The fact that our task was so challenging was in large part down to the sheer quality and variety of the work. It is testament to the inventiveness, thoughtfulness and skill of the students themselves as well as the calibre of their teaching establishments that we had such a difficult job choosing the shortlist!

 

 

Each entry was judged against six criteria: design thinking, social and environmental benefit, research, commercial awareness, execution and ‘magic’ – that elusive ‘wow’ factor that can edge an otherwise straightforward entry into pole position. The other judges were established toy designers, business experts and Royal Designers for Industry, with years of experience of the design and production process behind them.

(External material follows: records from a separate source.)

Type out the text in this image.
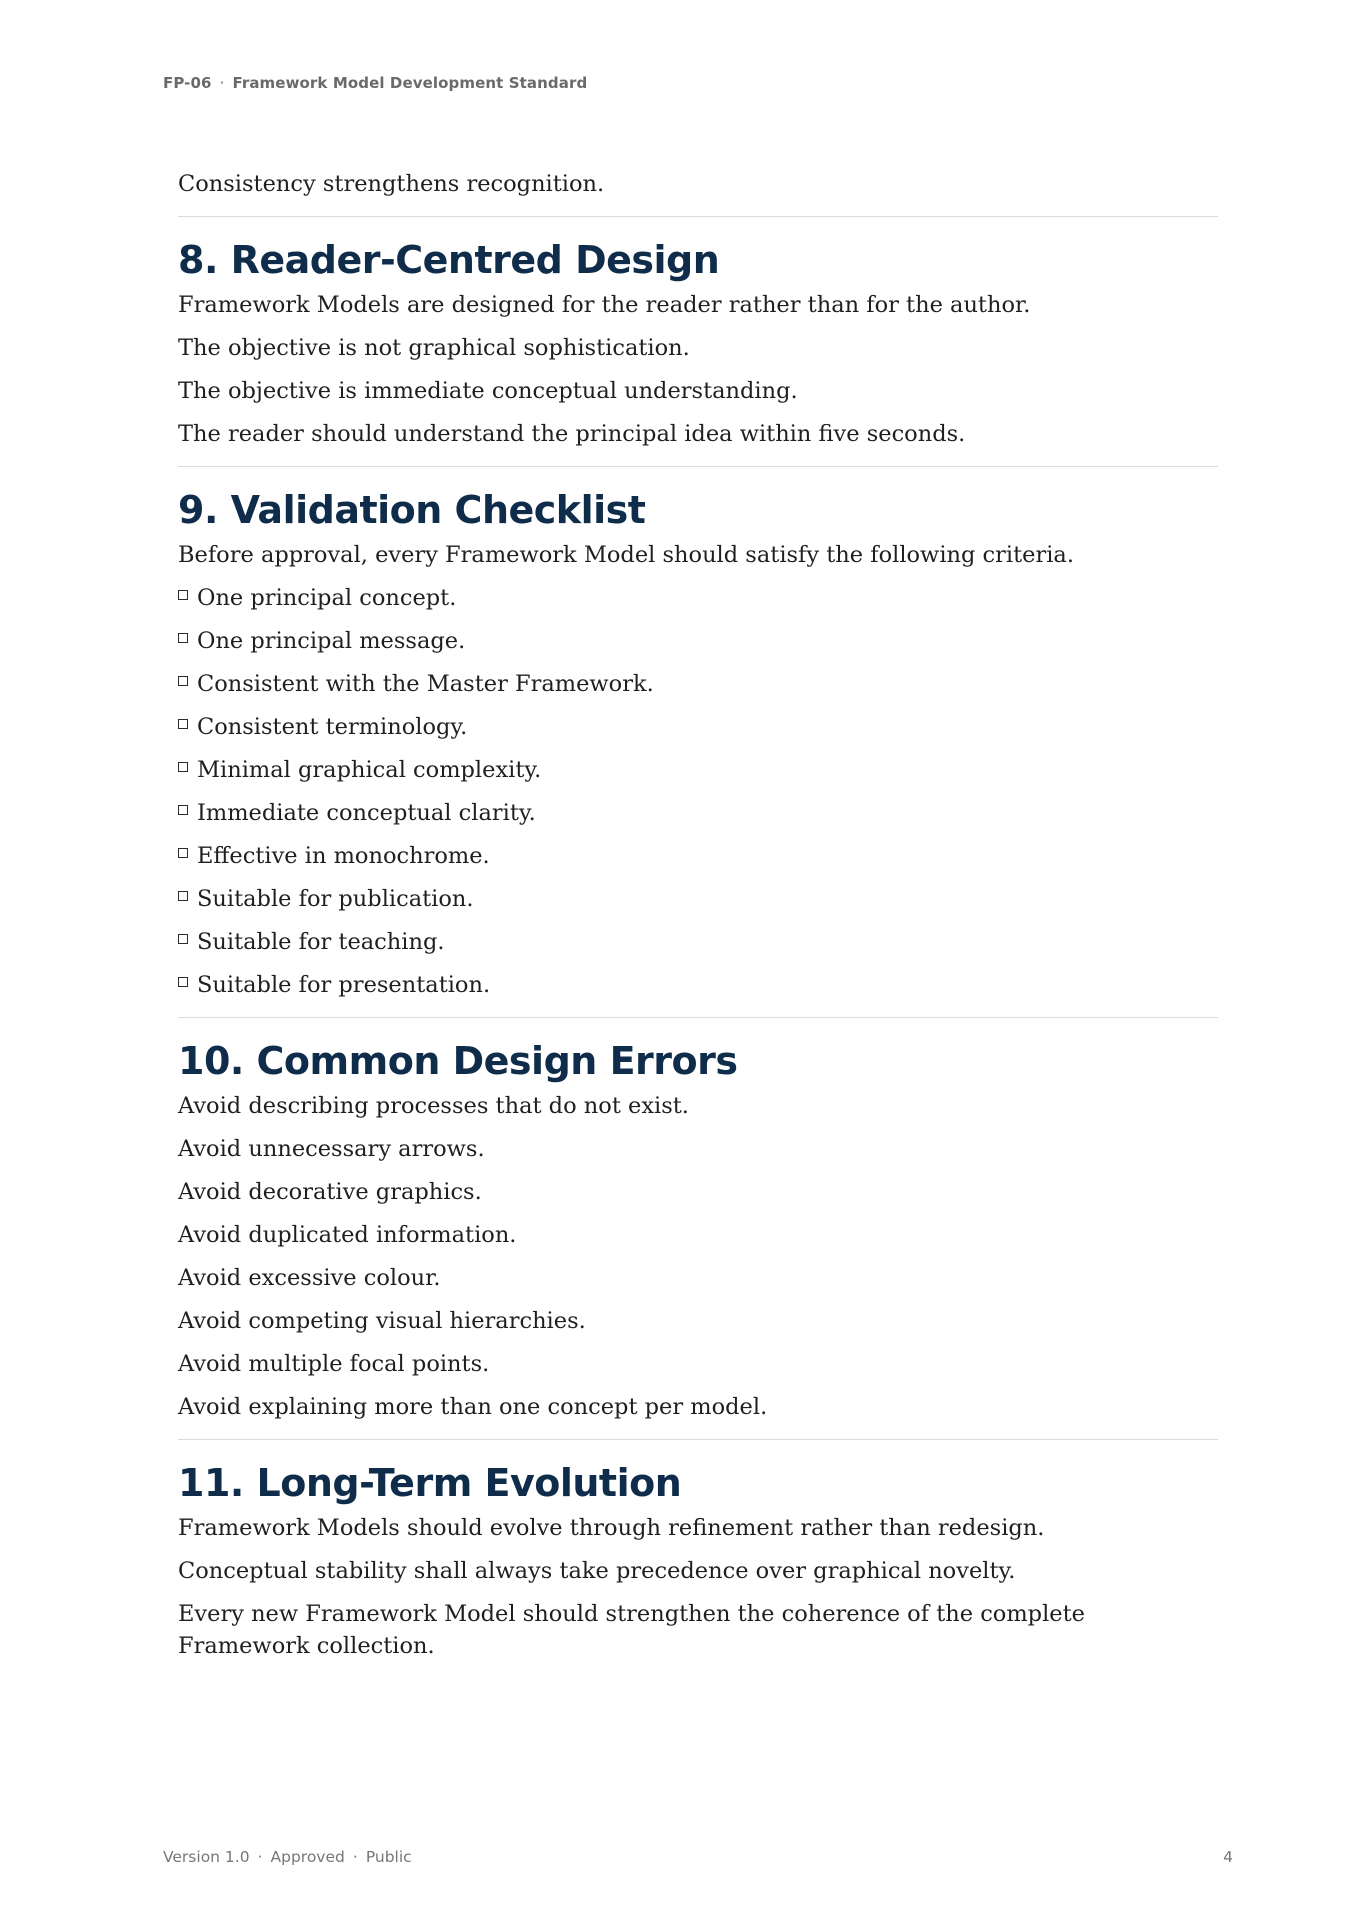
FP-06 · Framework Model Development Standard

Consistency strengthens recognition.

8. Reader-Centred Design

Framework Models are designed for the reader rather than for the author.

The objective is not graphical sophistication.

The objective is immediate conceptual understanding.

The reader should understand the principal idea within five seconds.

9. Validation Checklist

Before approval, every Framework Model should satisfy the following criteria.

One principal concept.
One principal message.
Consistent with the Master Framework.
Consistent terminology.
Minimal graphical complexity.
Immediate conceptual clarity.
Effective in monochrome.
Suitable for publication.
Suitable for teaching.
Suitable for presentation.
10. Common Design Errors

Avoid describing processes that do not exist.

Avoid unnecessary arrows.

Avoid decorative graphics.

Avoid duplicated information.

Avoid excessive colour.

Avoid competing visual hierarchies.

Avoid multiple focal points.

Avoid explaining more than one concept per model.

11. Long-Term Evolution

Framework Models should evolve through refinement rather than redesign.

Conceptual stability shall always take precedence over graphical novelty.

Every new Framework Model should strengthen the coherence of the complete Framework collection.

Version 1.0 · Approved · Public	4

The ‘long listing’ process was a concentrated marathon in which each of us scrutinised individual pieces of work for periods of between 30 seconds and 1 minute, and this is where the impact of design thinking and effective communication came into its own. It was patent that the majority of students had put huge amounts of time and effort into their work, sometimes sending in sketchbooks and catalogues full of research notes and drawings, but ultimately it was the ability to convey an ingenious idea in a concise yet powerful way that lent impact and consequently won further attention from the judges.

 

 

The entries themselves ranged from the mundane to the miraculous. Many involved the inevitable ‘biomaterials’, ‘compostable’ substances and recycled or recyclable plastics. Several had redesigned a favourite childhood toy, and there were many instances which proposed that the packaging itself become part of the toy. Some had even tried to redefine –and redesign- the system of acquisition and exchange that facilitated the life of the toy as a toy, enabling it to be passed between generations for example or to become part of an intentional sharing economy. As a child, the local toy library was a strong favourite of mine, and to this day I still remember the feelings of rebellion when my mum announced that it was ‘time to go home’, and I would have to relinquish the Little Tikes car which I had been merrily toddling about in to another child.

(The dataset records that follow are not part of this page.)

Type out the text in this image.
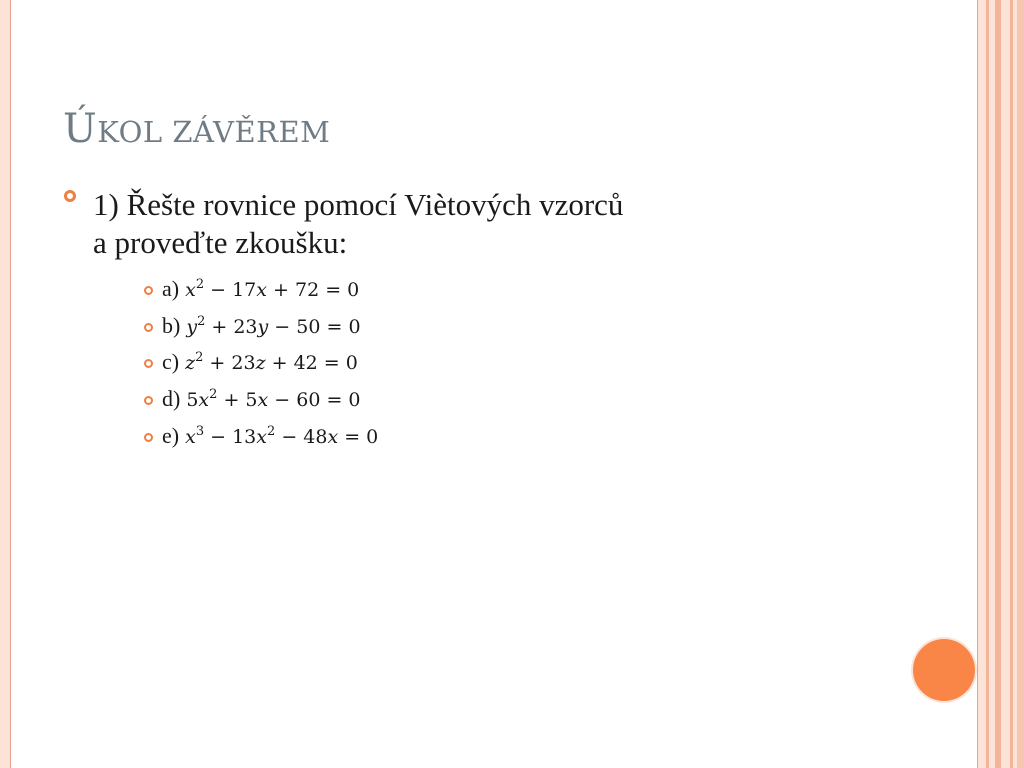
ÚKOL ZÁVĚREM
1) Řešte rovnice pomocí Viètových vzorců
a proveďte zkoušku:
a) $x^2 - 17x + 72 = 0$
b) $y^2 + 23y - 50 = 0$
c) $z^2 + 23z + 42 = 0$
d) $5x^2 + 5x - 60 = 0$
e) $x^3 - 13x^2 - 48x = 0$
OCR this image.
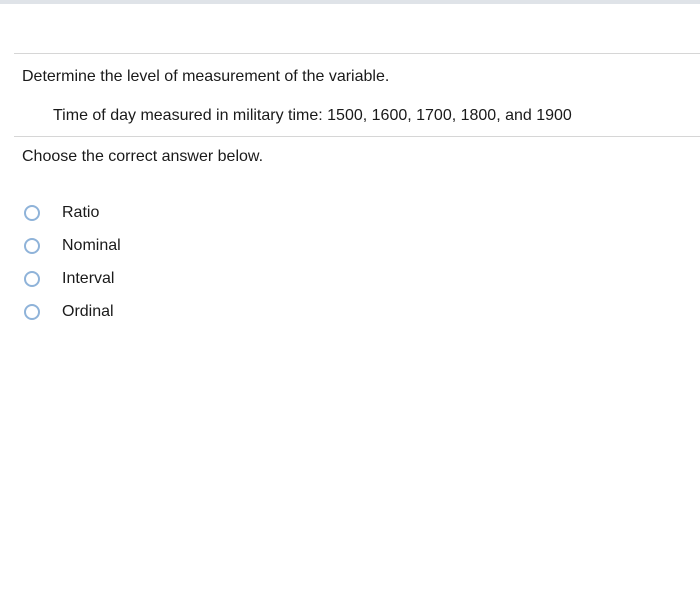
Determine the level of measurement of the variable.
Time of day measured in military time: 1500, 1600, 1700, 1800, and 1900
Choose the correct answer below.
Ratio
Nominal
Interval
Ordinal
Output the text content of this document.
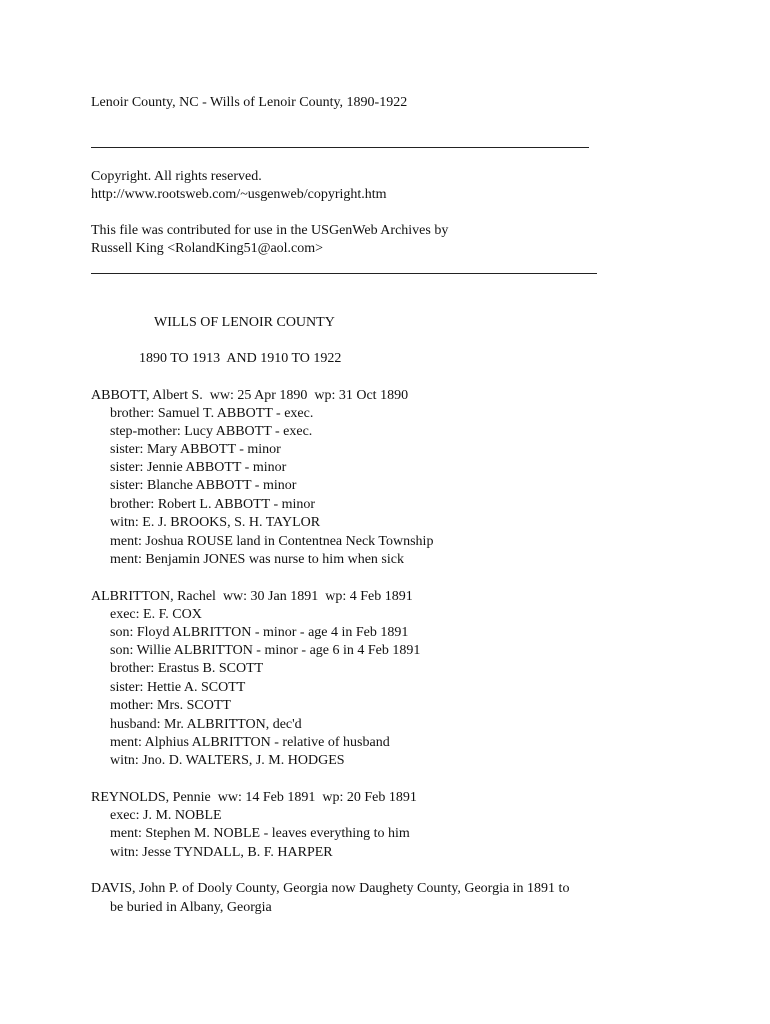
Lenoir County, NC - Wills of Lenoir County, 1890-1922
Copyright. All rights reserved.
http://www.rootsweb.com/~usgenweb/copyright.htm
This file was contributed for use in the USGenWeb Archives by
Russell King <RolandKing51@aol.com>
WILLS OF LENOIR COUNTY
1890 TO 1913  AND 1910 TO 1922
ABBOTT, Albert S.  ww: 25 Apr 1890  wp: 31 Oct 1890
brother: Samuel T. ABBOTT - exec.
step-mother: Lucy ABBOTT - exec.
sister: Mary ABBOTT - minor
sister: Jennie ABBOTT - minor
sister: Blanche ABBOTT - minor
brother: Robert L. ABBOTT - minor
witn: E. J. BROOKS, S. H. TAYLOR
ment: Joshua ROUSE land in Contentnea Neck Township
ment: Benjamin JONES was nurse to him when sick
ALBRITTON, Rachel  ww: 30 Jan 1891  wp: 4 Feb 1891
exec: E. F. COX
son: Floyd ALBRITTON - minor - age 4 in Feb 1891
son: Willie ALBRITTON - minor - age 6 in 4 Feb 1891
brother: Erastus B. SCOTT
sister: Hettie A. SCOTT
mother: Mrs. SCOTT
husband: Mr. ALBRITTON, dec'd
ment: Alphius ALBRITTON - relative of husband
witn: Jno. D. WALTERS, J. M. HODGES
REYNOLDS, Pennie  ww: 14 Feb 1891  wp: 20 Feb 1891
exec: J. M. NOBLE
ment: Stephen M. NOBLE - leaves everything to him
witn: Jesse TYNDALL, B. F. HARPER
DAVIS, John P. of Dooly County, Georgia now Daughety County, Georgia in 1891 to
be buried in Albany, Georgia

The award entries that really stood out were where the student had thought deeply about the challenge in front of them, had explored new and innovative angles, empathised with the physical and emotion needs of the users (both parents and children), and had come up with a creative and but often deceptively simply response. As Manager of the SDAs Sevra Davis puts it in her recent RSA Journal article, these students are working ‘with an inherent optimism that things can be changed for the better; employing empathy and trying to see things from all sides; and experimenting and prototyping until a solution is found.’

 

 

It is for these reasons that the method of design is so crucial to the creation of a more circular economy. The performances of ideation and iteration, the ability to address a long-standing problem by starting again from the beginning, and the act of putting oneself in the place of each different user of a service or player in the network – all of these imply a mindset of radical creation, and the capability to think not in straight lines but in systems.

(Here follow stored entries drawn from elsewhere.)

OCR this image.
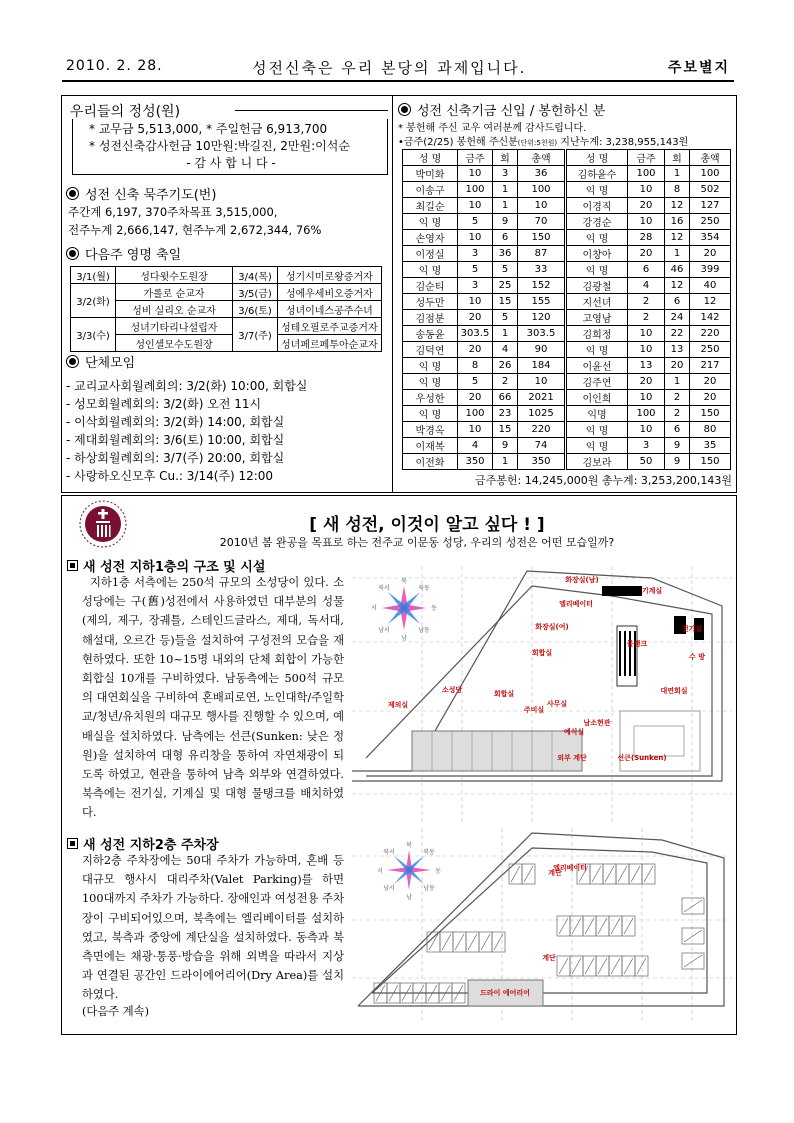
2010. 2. 28.	성전신축은 우리 본당의 과제입니다.	주보별지
우리들의 정성(원)
* 교무금 5,513,000, * 주일헌금 6,913,700
* 성전신축감사헌금 10만원:박길진, 2만원:이석순
- 감 사 합 니 다 -
성전 신축 묵주기도(번)
주간계 6,197, 370주차목표 3,515,000,
전주누계 2,666,147, 현주누계 2,672,344, 76%
다음주 영명 축일
3/1(월)	성다윗수도원장	3/4(목)	성기시미로왕증거자
3/2(화)	가롤로 순교자	3/5(금)	성에우세비오증거자
	성비 실리오 순교자	3/6(토)	성녀이네스공주수녀
3/3(수)	성녀기타리나설립자	3/7(주)	성테오필로주교증거자
	성인셀모수도원장		성녀페르페투아순교자
단체모임
- 교리교사회월례회의: 3/2(화) 10:00, 회합실
- 성모회월례회의: 3/2(화) 오전 11시
- 이삭회월례회의: 3/2(화) 14:00, 회합실
- 제대회월례회의: 3/6(토) 10:00, 회합실
- 하상회월례회의: 3/7(주) 20:00, 회합실
- 사랑하오신모후 Cu.: 3/14(주) 12:00
성전 신축기금 신입 / 봉헌하신 분
* 봉헌해 주신 교우 여러분께 감사드립니다.
•금주(2/25) 봉헌해 주신분(단위:5천원) 지난누계: 3,238,955,143원
성 명	금주	회	총액	성 명	금주	회	총액
박미화	10	3	36	김하윤수	100	1	100
이송구	100	1	100	익 명	10	8	502
최길순	10	1	10	이경직	20	12	127
익 명	5	9	70	강경순	10	16	250
손영자	10	6	150	익 명	28	12	354
이정실	3	36	87	이창아	20	1	20
익 명	5	5	33	익 명	6	46	399
김순티	3	25	152	김광철	4	12	40
성두만	10	15	155	지선녀	2	6	12
김점분	20	5	120	고영남	2	24	142
송동윤	303.5	1	303.5	김희정	10	22	220
김덕연	20	4	90	익 명	10	13	250
익 명	8	26	184	이윤선	13	20	217
익 명	5	2	10	김주연	20	1	20
우성한	20	66	2021	이인희	10	2	20
익 명	100	23	1025	익명	100	2	150
박경옥	10	15	220	익 명	10	6	80
이재복	4	9	74	익 명	3	9	35
이전화	350	1	350	김보라	50	9	150
금주봉헌: 14,245,000원 총누계: 3,253,200,143원
[ 새 성전, 이것이 알고 싶다 ! ]
2010년 봄 완공을 목표로 하는 전주교 이문동 성당, 우리의 성전은 어떤 모습일까?
새 성전 지하1층의 구조 및 시설

지하1층 서측에는 250석 규모의 소성당이 있다. 소성당에는 구(舊)성전에서 사용하였던 대부분의 성물(제의, 제구, 장궤틀, 스테인드글라스, 제대, 독서대, 해설대, 오르간 등)들을 설치하여 구성전의 모습을 재현하였다. 또한 10~15명 내외의 단체 회합이 가능한 회합실 10개를 구비하였다. 남동측에는 500석 규모의 대연회실을 구비하여 혼배피로연, 노인대학/주일학교/청년/유치원의 대규모 행사를 진행할 수 있으며, 예배실을 설치하였다. 남측에는 선큰(Sunken: 낮은 정원)을 설치하여 대형 유리창을 통하여 자연채광이 되도록 하였고, 현관을 통하여 남측 외부와 연결하였다. 북측에는 전기실, 기계실 및 대형 물탱크를 배치하였다.

새 성전 지하2층 주차장

지하2층 주차장에는 50대 주차가 가능하며, 혼배 등 대규모 행사시 대리주차(Valet Parking)를 하면 100대까지 주차가 가능하다. 장애인과 여성전용 주차장이 구비되어있으며, 북측에는 엘리베이터를 설치하였고, 북측과 중앙에 계단실을 설치하였다. 동측과 북측면에는 채광·통풍·방습을 위해 외벽을 따라서 지상과 연결된 공간인 드라이에어리어(Dry Area)를 설치하였다.

(다음주 계속)
북
북동
동
남동
남
남서
서
북서
화장실(남)
기계실
엘리베이터
화장실(여)	전기실
물탱크
수 방
회합실
회합실
소성당
제의실	사무실
주비실
대연회실
예식실
남소현관
외부 계단	선큰(Sunken)
북
북동
동
남동
남
남서
서
북서
계단
엘리베이터
계단
드라이 에어리어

The afternoon’s panel session involved rigorous round-table debate, the challenging and consequent defending of favoured entries by individual judges, and ultimately a vote on the final shortlist. Names of entrants and their universities were hidden throughout. What was fascinating to me was that by the end of the afternoon, the shortlist had been completely renewed since its first appearance – on a points-scoring basis - at the end of the morning. Our deliberative consideration and discussion inevitably brought new aspects of the work to light, and enabled each of us to appreciate angles that we had not initially thought of. This in itself seemed to appropriately round off the design process.

I would like to wish all SDA entrants and finalists the very best in their future as designers, and to thank the organisers for the privilege of taking part.